Twitter has steadily refined its targeting capabilities and can now send promoted tweets to people based on geographic location and interests. This month, the company paid more than $300 million to acquire MoPub, which will enable it to target mobile users based on websites they have visited on their desktop computers.
As the promoted Tweet became a reliable revenue engine -generating a substantial chunk of the estimated $580 million in ad sales the company is expected to earn this year - Twitter began to evolve the service beyond its 140-character text messaging roots. Tweets today can embed pictures, videos, page previews and are expected to eventually have more interactive features, including those for online transactions and deals.
While Costolo has been widely credited with bringing management stability to a company that had struggled to find the right leadership formula among its three founders, he hasn’t hesitated in making changes in the executive suite.
“Jack always said he ‘edited’ his team, and Dick looked at it the same way,” said a former employee. “He wanted to choose the top people around him, but he was ruthless with replacing his top people.”
Bain and Ali Rowghani, Twitter’s influential chief operating officer, have emerged as Costolo’s key deputies.

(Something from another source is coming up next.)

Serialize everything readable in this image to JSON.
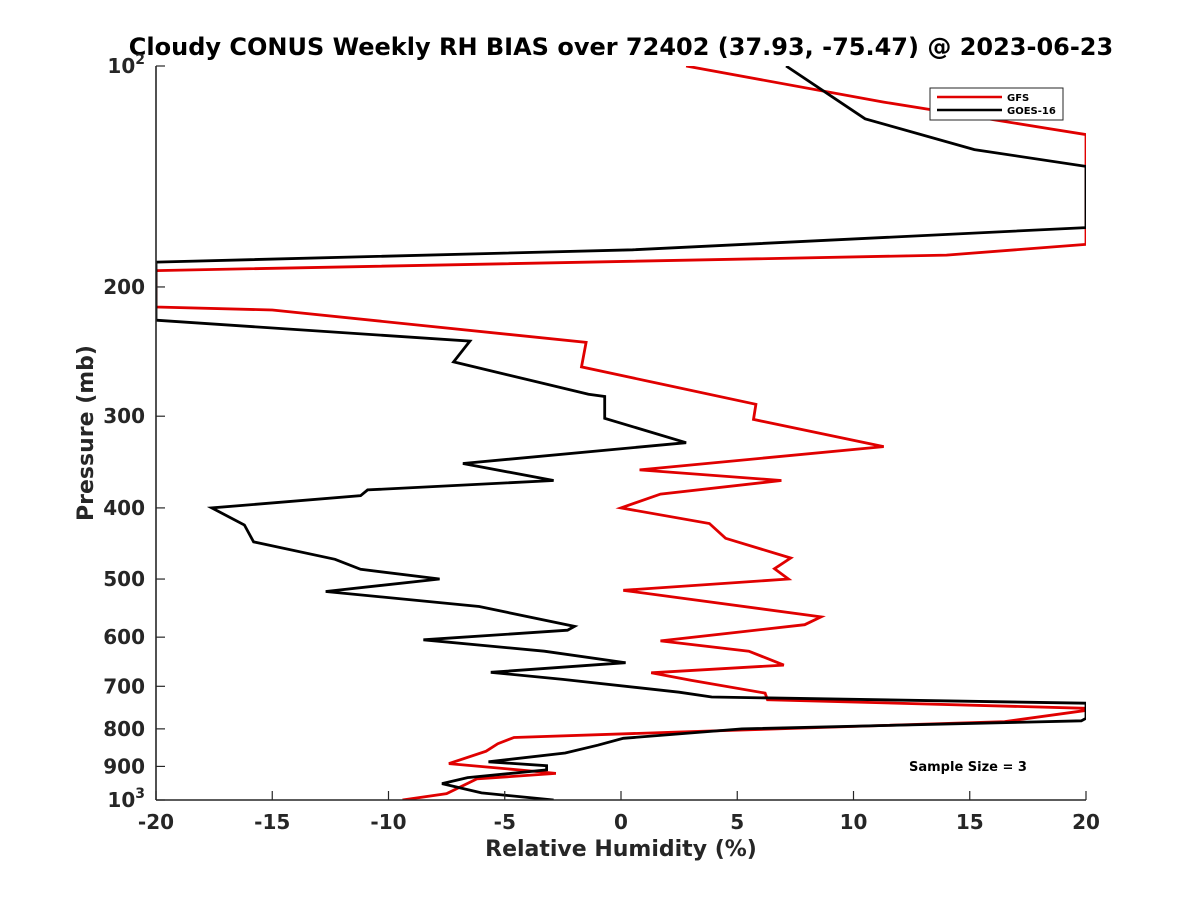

A string of recent high-profile hires includes former TicketMaster CEO Nathan Hubbard as head of commerce; Geoff Reiss, former Professional Bowlers Association CEO, as head of sports partnerships; and Morgan Stanley executive Cynthia Gaylor as head of corporate development.
Meanwhile, once-powerful executives including product guru Satya Patel, engineering vice president Mike Abbott and head of growth Othman Laraki have left the company, with each departure stoking chatter about Twitter’s unusual rate of employee turnover.
Rank-and-file employees described a chief executive who will pause from his workday to laugh with them at YouTube clips but who will also nudge them to put in long hours.
At a conference last fall, Costolo told the audience he had sought out a new office for Twitter in central San Francisco partly because it would allow employees who lived in the city to go home for dinner with their families and still come back to work at night.
Despite his on-stage charisma, several employees describe a CEO who can seem aloof.
“He’s always very cordial,” said one former employee. “But try to get into a deeper conversation with him, and he’s thinking about how much time he has to do that, because his schedule is tight and he has a lot to do. He’s all business.”
Costolo’s single-minded focus on Twitter’s business goals has not been welcomed by everyone. It alienated many early Twitter enthusiasts who were interested in the political, social and technical potential of a unique new service that could fairly claim to express the sentiment of the world in real time.
Twitter has slowly shut off third-party access to its data, preferring to keep the information for its own business purposes. It has cut off many developers that want to build new features that would interact with the Twitter platform.
Its status as the most aggressive of all the global Internet companies in defending free speech and protecting its users from government spying is also in question. After years of essentially ignoring foreign governments that wanted it to comply with local laws, it announced last year that it had developed the technical capability to block Tweets by country, and it has recently begun to use it in countries including Germany and Brazil.
Twitter is currently banned in China, where the country’s own Twitter-like service, Sina Corp’s Weibo, has 500 million registered users.
“The most obvious effect of the IPO will be that it will push Twitter to go more international,” said Jillian York, the director for international freedom of expression at the Electronic Frontier Foundation.
“I don’t think there’s much evidence that their position on free speech has softened in the U.S, but internationally, yes. I think they’ve absolutely run into the complexities of opening offices in other countries, potentially even made some promises that they couldn’t keep.”